Hello,
I’ve got a custom dataset:
class FlowersDataset(Dataset):
def __init__(self, transform, test=False, csv_path=""):
self.test = test
if not test:
self.train_df = pd.read_csv(csv_path, sep=",")
else:
self.test_list = test_paths
self.transform = transform
def __len__(self):
if self.test:
return len(self.test_list)
else:
return len(self.train_df)
def label_count(self):
return len(self.train_df)
def __getitem__(self, idx):
# We're returning paid (image, class) from the df
if torch.is_tensor(idx):
index = idx.tolist
if not self.test:
img_name = os.path.join(self.train_df.iloc[idx, 0])
image = Image.open(ROOT + img_name)
label = self.train_df.iloc[idx, 1]
else:
img_name = os.path.join(self.test_list[idx])
image = Image.open(img_name)
label = self.test_list[idx]
if self.transform:
image = self.transform(image)
return image, label, img_name, idx
I’ve trained my model with high Val accuracy and Train accuracy:
[INFO] EPOCH: 100/100
Train loss: 0.084340, Train accuracy: 0.9770
Val loss: 0.261234, Val accuracy: 0.9490
So now I’m trying to write the predictions to a .csv for a kaggle competition submission. However, my score is very low, around 20%.
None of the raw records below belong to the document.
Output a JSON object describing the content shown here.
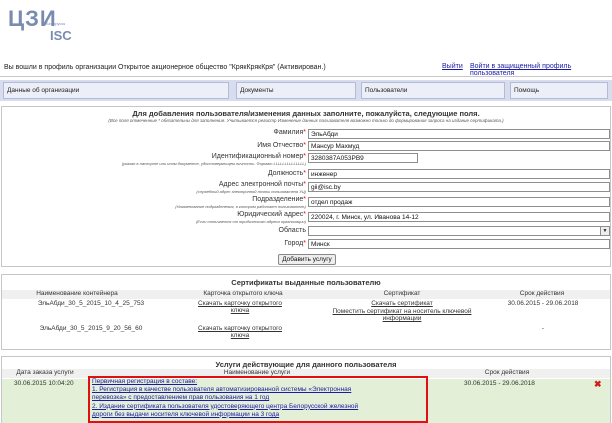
{
  "logo": {
    "main": "ЦЗИ",
    "sub": "ISC",
    "tiny": "Белорусск"
  },
  "status": {
    "text": "Вы вошли в профиль организации Открытое акционерное общество \"КрякКрякКря\"  (Активирован.)",
    "exit_link": "Выйти",
    "protected_link": "Войти в защищенный профиль пользователя"
  },
  "nav": {
    "items": [
      {
        "label": "Данные об организации"
      },
      {
        "label": "Документы"
      },
      {
        "label": "Пользователи"
      },
      {
        "label": "Помощь"
      }
    ]
  },
  "form": {
    "title": "Для добавления пользователя/изменения данных заполните, пожалуйста, следующие поля.",
    "note": "(Все поля отмеченные * обязательны для заполнения. Учитывается регистр Изменение данных пользователя возможно только до формирования запроса на издание сертификата.)",
    "fields": [
      {
        "label": "Фамилия",
        "required": "*",
        "value": "ЭльАбди",
        "sub": ""
      },
      {
        "label": "Имя Отчество",
        "required": "*",
        "value": "Мансур Махмуд",
        "sub": ""
      },
      {
        "label": "Идентификационный номер",
        "required": "*",
        "value": "3280387A053PB9",
        "sub": "(указан в паспорте или ином документе, удостоверяющем личность. Формат LLLLLLLLLLLLLL)"
      },
      {
        "label": "Должность",
        "required": "*",
        "value": "инженер",
        "sub": ""
      },
      {
        "label": "Адрес электронной почты",
        "required": "*",
        "value": "gii@isc.by",
        "sub": "(служебный адрес электронной почты пользователя УЦ)"
      },
      {
        "label": "Подразделение",
        "required": "*",
        "value": "отдел продаж",
        "sub": "(Наименование подразделения, в котором работает пользователь)"
      },
      {
        "label": "Юридический адрес",
        "required": "*",
        "value": "220024, г. Минск, ул. Иванова 14-12",
        "sub": "(Если отличается от юридического адреса организации)"
      },
      {
        "label": "Область",
        "required": "",
        "value": "",
        "sub": ""
      },
      {
        "label": "Город",
        "required": "*",
        "value": "Минск",
        "sub": ""
      }
    ],
    "submit": "Добавить услугу"
  },
  "certs": {
    "title": "Сертификаты выданные пользователю",
    "columns": [
      "Наименование контейнера",
      "Карточка открытого ключа",
      "Сертификат",
      "Срок действия"
    ],
    "rows": [
      {
        "container": "ЭльАбди_30_5_2015_10_4_25_753",
        "card": "Скачать карточку открытого ключа",
        "cert_download": "Скачать сертификат",
        "cert_place": "Поместить сертификат на носитель ключевой информации",
        "period": "30.06.2015 - 29.06.2018"
      },
      {
        "container": "ЭльАбди_30_5_2015_9_20_56_60",
        "card": "Скачать карточку открытого ключа",
        "cert_download": "",
        "cert_place": "",
        "period": "-"
      }
    ]
  },
  "services": {
    "title": "Услуги действующие для данного пользователя",
    "columns": [
      "Дата заказа услуги",
      "Наименование услуги",
      "Срок действия"
    ],
    "row": {
      "date": "30.06.2015 10:04:20",
      "lines": [
        "Первичная регистрация в составе:",
        "1. Регистрация в качестве пользователя автоматизированной системы «Электронная",
        "перевозка» с предоставлением прав пользования на 1 год",
        "2. Издание сертификата пользователя удостоверяющего центра Белорусской железной",
        "дороги без выдачи носителя ключевой информации на 3 года"
      ],
      "period": "30.06.2015 - 29.06.2018",
      "delete_icon": "✖"
    }
  },
  "colors": {
    "nav_bg": "#d7dcee",
    "service_row_bg": "#e3efd6",
    "highlight": "#e01010",
    "link": "#1a1aa6"
  }
}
Here’s how I’m writing to a .csv.
# finish measuring how long training took
endTime = time.time()
print("[INFO] total time taken to train the model: {:.2f}s".format(
endTime - startTime))
# we can now evaluate the network on the test set
print("[INFO] evaluating network...")
# turn off autograd for testing evaluation
with torch.no_grad():
# set the model in evaluation mode
model.eval()
# initialize a list to store our predictions
paths = []
# loop over the test set
with open('submission.csv', 'w', newline='') as csvfile:
writer = csv.writer(csvfile, delimiter=',')
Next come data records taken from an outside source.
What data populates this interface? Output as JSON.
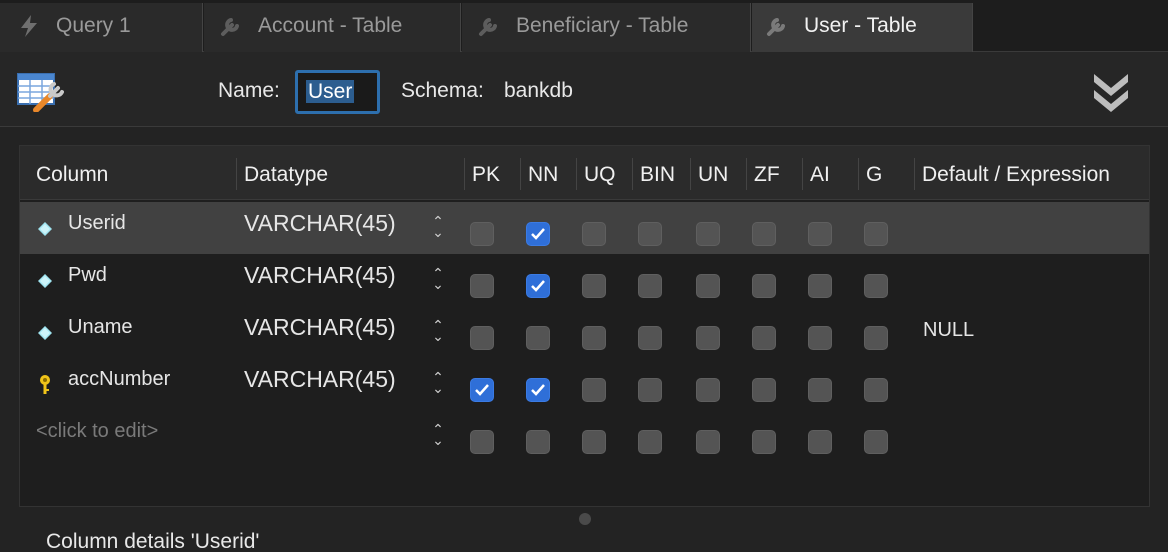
{
  "tabs": [
    {
      "label": "Query 1",
      "icon": "lightning-icon"
    },
    {
      "label": "Account - Table",
      "icon": "wrench-icon"
    },
    {
      "label": "Beneficiary - Table",
      "icon": "wrench-icon"
    },
    {
      "label": "User - Table",
      "icon": "wrench-icon",
      "active": true
    }
  ],
  "header": {
    "name_label": "Name:",
    "name_value": "User",
    "schema_label": "Schema:",
    "schema_value": "bankdb"
  },
  "grid": {
    "headers": {
      "column": "Column",
      "datatype": "Datatype",
      "pk": "PK",
      "nn": "NN",
      "uq": "UQ",
      "bin": "BIN",
      "un": "UN",
      "zf": "ZF",
      "ai": "AI",
      "g": "G",
      "default": "Default / Expression"
    },
    "rows": [
      {
        "name": "Userid",
        "datatype": "VARCHAR(45)",
        "icon": "diamond-icon",
        "flags": [
          false,
          true,
          false,
          false,
          false,
          false,
          false,
          false
        ],
        "default": "",
        "selected": true
      },
      {
        "name": "Pwd",
        "datatype": "VARCHAR(45)",
        "icon": "diamond-icon",
        "flags": [
          false,
          true,
          false,
          false,
          false,
          false,
          false,
          false
        ],
        "default": ""
      },
      {
        "name": "Uname",
        "datatype": "VARCHAR(45)",
        "icon": "diamond-icon",
        "flags": [
          false,
          false,
          false,
          false,
          false,
          false,
          false,
          false
        ],
        "default": "NULL"
      },
      {
        "name": "accNumber",
        "datatype": "VARCHAR(45)",
        "icon": "key-icon",
        "flags": [
          true,
          true,
          false,
          false,
          false,
          false,
          false,
          false
        ],
        "default": ""
      }
    ],
    "new_row_placeholder": "<click to edit>"
  },
  "details_label": "Column details 'Userid'",
  "colors": {
    "accent": "#2f6fd8",
    "background": "#232323",
    "selected_row": "#414141"
  }
}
writer.writerow(['file_path', 'label'])
for (x, y, img_paths, idx) in test_loader:
preds = []
# send the input to the device
x = x.to(device)
# make the predictions and add them to the list
preds += model(x).argmax(dim=1).tolist()
for i in range(len(idx)):
writer.writerow([img_paths[i].replace("/kaggle/input/com3025-2023-challenge1/", ""), str(preds[i])])
My batch size is 20, so I understand when I iterate over the dataloaders, image, label, img_name, idx
are returned in tuples of 20. Therefore, I look through the tuple of idx to line the preds[] up with their image path.
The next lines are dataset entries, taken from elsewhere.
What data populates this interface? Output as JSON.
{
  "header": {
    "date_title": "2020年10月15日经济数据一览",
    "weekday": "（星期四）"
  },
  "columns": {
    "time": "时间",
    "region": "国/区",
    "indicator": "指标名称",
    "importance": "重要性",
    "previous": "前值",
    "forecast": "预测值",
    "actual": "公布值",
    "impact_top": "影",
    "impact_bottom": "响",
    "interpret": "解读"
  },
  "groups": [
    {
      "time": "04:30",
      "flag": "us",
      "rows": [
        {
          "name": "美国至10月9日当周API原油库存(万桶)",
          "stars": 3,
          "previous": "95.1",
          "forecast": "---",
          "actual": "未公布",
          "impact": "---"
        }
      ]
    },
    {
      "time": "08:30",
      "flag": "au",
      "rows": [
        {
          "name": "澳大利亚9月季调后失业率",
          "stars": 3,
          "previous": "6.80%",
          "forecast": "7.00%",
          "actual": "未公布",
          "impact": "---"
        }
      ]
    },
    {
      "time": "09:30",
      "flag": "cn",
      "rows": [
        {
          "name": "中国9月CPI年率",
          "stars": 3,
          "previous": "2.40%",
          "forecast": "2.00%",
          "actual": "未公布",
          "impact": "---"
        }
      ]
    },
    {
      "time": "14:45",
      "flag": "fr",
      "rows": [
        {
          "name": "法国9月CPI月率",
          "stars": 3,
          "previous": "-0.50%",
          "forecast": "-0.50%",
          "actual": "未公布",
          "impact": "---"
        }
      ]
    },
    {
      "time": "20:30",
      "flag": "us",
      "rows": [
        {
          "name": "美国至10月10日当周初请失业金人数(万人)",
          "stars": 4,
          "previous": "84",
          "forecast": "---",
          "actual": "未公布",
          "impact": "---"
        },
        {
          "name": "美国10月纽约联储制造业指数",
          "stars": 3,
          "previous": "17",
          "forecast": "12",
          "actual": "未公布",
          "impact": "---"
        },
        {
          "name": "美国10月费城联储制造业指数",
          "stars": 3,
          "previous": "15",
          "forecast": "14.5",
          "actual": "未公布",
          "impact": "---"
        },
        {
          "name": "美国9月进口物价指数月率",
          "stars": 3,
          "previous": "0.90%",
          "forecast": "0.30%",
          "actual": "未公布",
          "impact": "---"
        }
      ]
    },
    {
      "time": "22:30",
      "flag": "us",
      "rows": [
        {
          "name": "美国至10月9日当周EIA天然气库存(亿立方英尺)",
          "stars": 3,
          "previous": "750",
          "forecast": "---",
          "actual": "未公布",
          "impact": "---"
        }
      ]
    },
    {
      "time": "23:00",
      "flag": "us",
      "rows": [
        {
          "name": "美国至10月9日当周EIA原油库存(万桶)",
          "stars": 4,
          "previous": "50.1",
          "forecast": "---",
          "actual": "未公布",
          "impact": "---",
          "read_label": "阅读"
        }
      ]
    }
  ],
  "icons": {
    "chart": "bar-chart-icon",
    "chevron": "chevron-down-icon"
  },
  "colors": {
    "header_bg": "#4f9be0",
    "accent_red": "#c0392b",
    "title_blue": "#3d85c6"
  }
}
Here’s the datasets. I then load these into Dataloaders.
train_data = FlowersDataset(csv_path='/kaggle/input/com3025-2023-challenge1/train.csv', transform=train_transform)
test_data = FlowersDataset(transform=test_transform, test=True)
train_loader = torch.utils.data.DataLoader(train_data, batch_size=BATCH_SIZE,
num_workers=WORKERS, shuffle=True)
test_loader = torch.utils.data.DataLoader(test_data, batch_size=BATCH_SIZE,
num_workers=WORKERS)
valDataLoader = torch.utils.data.DataLoader(valData, batch_size=BATCH_SIZE)